Visualizing Data-Driven Insights from Sentiment Analysis Models
This is a continuation from my previous blog post, https://blogs.sap.com/2020/11/30/how-to-deploy-a-natural-language-processing-model-with-tensorflow-on-sap-data-intelligence/, which showcased how to create, train and deploy a basic Sentiment Analysis with TensorFlow and Deep Learning on SAP Data Intelligence for inference. That blog was largely technical in that it merely showed the instructions on how to perform an action while not showcasing any use cases that could be derived from it. In this very short, follow-up blog post, I shall show some of the insights that can be derived from such models. I recently used Sentiment Analysis as well as Aspect term Extraction for a POC that involved having to discover the specific aspects and the sentiment affiliated with each respective aspect for within a body of laptop reviews. Please note that the dataset consisting of laptop reviews within this blog is a non-academic dataset meaning that it does not belong to one of the many datasets found in academic papers such as the SemEval datasets and are almost all exclusively from 2020 as well. Aspect-Based Sentiment Analysis (ABSA) can be a powerful tool to understand what your customers like or dislike about a product and to what extent. I shall be using the SAP Analytics Cloud software system to showcase my results. First, I showcase how my results for Aspect Term Extraction. The results showcase the ABSA system’s results on a dataset consisting of over 3500 laptop reviews.
The seven aspects by which my model was trained on were; battery, heat, memory, ports, price, quality and speed. My ABSA system has determined that over half of all the reviews are speaking about the memory of the laptop i.e. the hard drive, Dish Drive and Random Access Memory (RAM). From personal experience, this is typically what I complained about when I used to buy a lower quality laptop. While Price and and Battery also made large portions of the reviews, there were extremely few reviews concerning the battery or quality of the laptop being purchased. Of course, while it is very useful to know what your customers are talking about, let’s see whether they were speaking about it in a positive or negative way and to what extent.
As you can see, most reviews are positive with each aspect receiving a portion of both positive and negative that is in line with the proportion they made up the aspects in the previous visualization. However useful, this does not take full advantage of the Sentiment Analysis portion of the ABSA system, as such, I will now show the degree of polarity or rather how positive a review is.
Using a Sentiment Analysis model trained via TensorFlow akin to how I showed in my previous entry mentioned in the beginning of this blog post, I have been able to determine the average polarity by which customers are speaking about towards each respective aspect. It seems that the most positively spoken aspect given the dataset is the battery while the other tend to be between .19 and .21. However, this is but an average taken across the entire dataset, it would be nice to see how the polarity of reviews changes over time in relation with the ratings that customers give them. This could also showcase whether customers’ polarity matches the ratings that they give the reviews.
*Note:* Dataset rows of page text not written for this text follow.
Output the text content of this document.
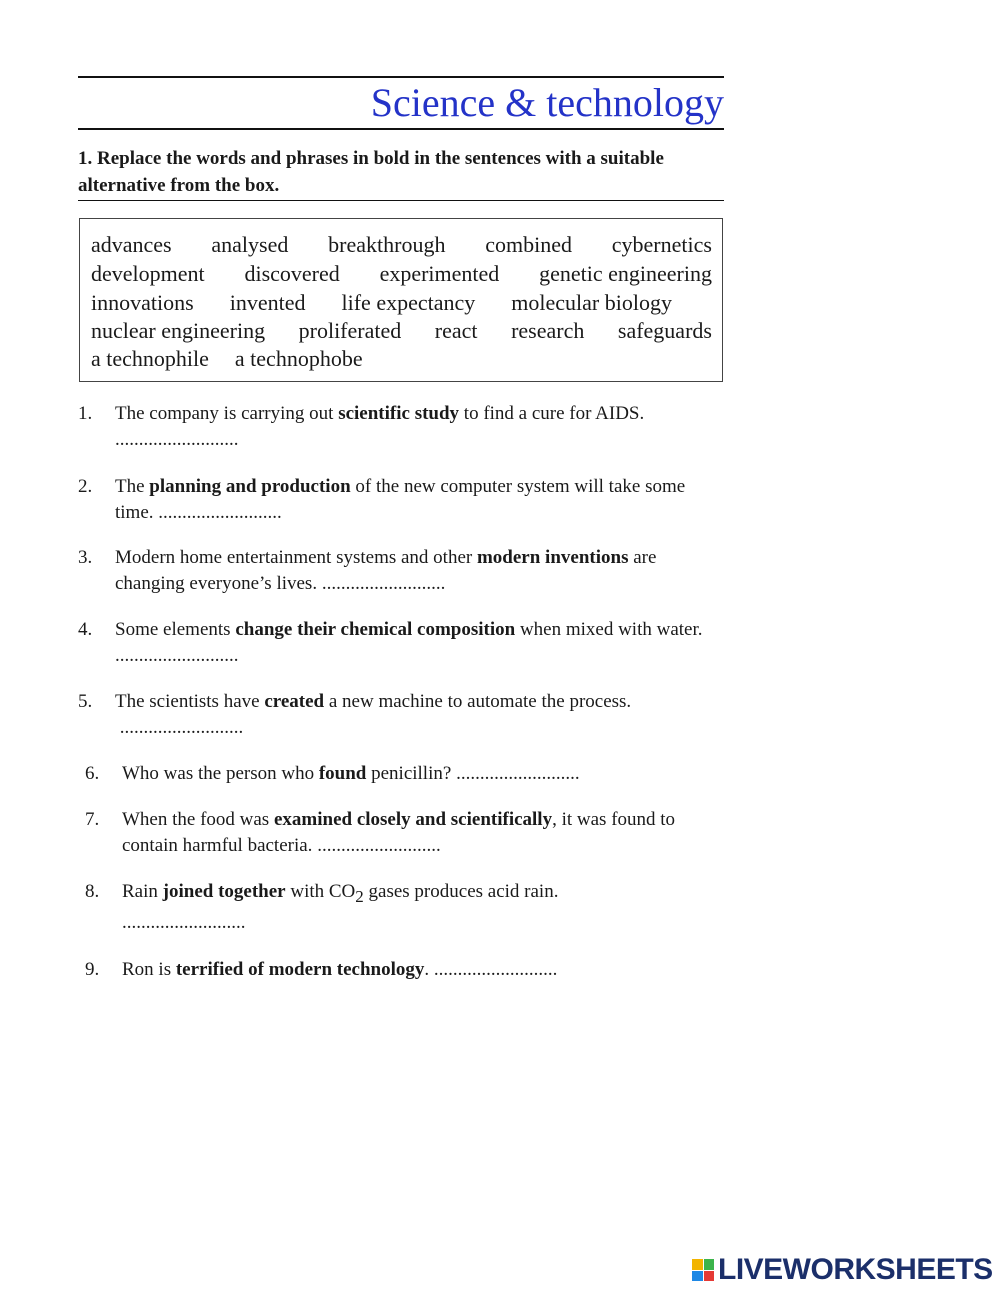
Science & technology

1. Replace the words and phrases in bold in the sentences with a suitable alternative from the box.

advances analysed breakthrough combined cybernetics
development discovered experimented genetic engineering
innovations invented life expectancy molecular biology
nuclear engineering proliferated react research safeguards
a technophile a technophobe
1. The company is carrying out scientific study to find a cure for AIDS.
..........................
2. The planning and production of the new computer system will take some time. ..........................
3. Modern home entertainment systems and other modern inventions are changing everyone’s lives. ..........................
4. Some elements change their chemical composition when mixed with water. ..........................
5. The scientists have created a new machine to automate the process.
..........................
6. Who was the person who found penicillin? ..........................
7. When the food was examined closely and scientifically, it was found to contain harmful bacteria. ..........................
8. Rain joined together with $CO_2$ gases produces acid rain.
..........................
9. Ron is terrified of modern technology. ..........................
LIVEWORKSHEETS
As our polarity is a measure of sentiment between 0 and 1 and the ratings that customers give to reviews range between 0 and 5, I have decided to normalize the ratings so that they are on the same scale and comparable. I also think it would be useful to look at the change in polarity towards a particular aspect over time rather than looking at the polarity averaged over all topics.
Fortunately, thanks to the easy customization feature of SAP Analytics Cloud, I am able to show the change in polarity over time for the Memory aspect. A vendor or e-commerce site could then see if there is perhaps a sudden drop or increase at any particular point in time due to a software or hardware upgrade. After doing so, it seems the polarity towards reviews on average tends to fall below the normalized rating that customers give them. This means that, on average, customers speak about reviews less positively than how they rate them. This could be for a variety of reasons such as perhaps the customers are merely stating some critiques of the product which is meant to show case things that they believe could be improved or perhaps the rating scale needs to be changed to give customers a wider array of ratings. Nonetheless, this is where a data scientist should look into the data or reviews to see why this my be the case. For now, I will look into the distribution of words within each specific aspect and see if there are any keywords which customers are using to describe the product. I will choose to look into the keywords for negative reviews for both Speed and Memory.
Here, you may see an issue which is common throughout natural text within product reviews, customers use the same or similar words to describe products. However, what is of use here is that within the negative reviews for Speed, the keyword start comes up which may be alluding to the startup of the computer when it is turned on or perhaps when a user attempts to start an app. Additionally, the negative Memory reviews show that Windows and Support come out which may indicate an issue with the Windows Operating Systems and its support for other applications. However, one would need to look into the data to find out exactly why. While I have done so, I will eschew showing all this for the sake of keeping this blog short and simple. We have now seen some of the insights that we can gain from using NLP on SAP Data Intelligence and visualizations from SAP Analytics Cloud.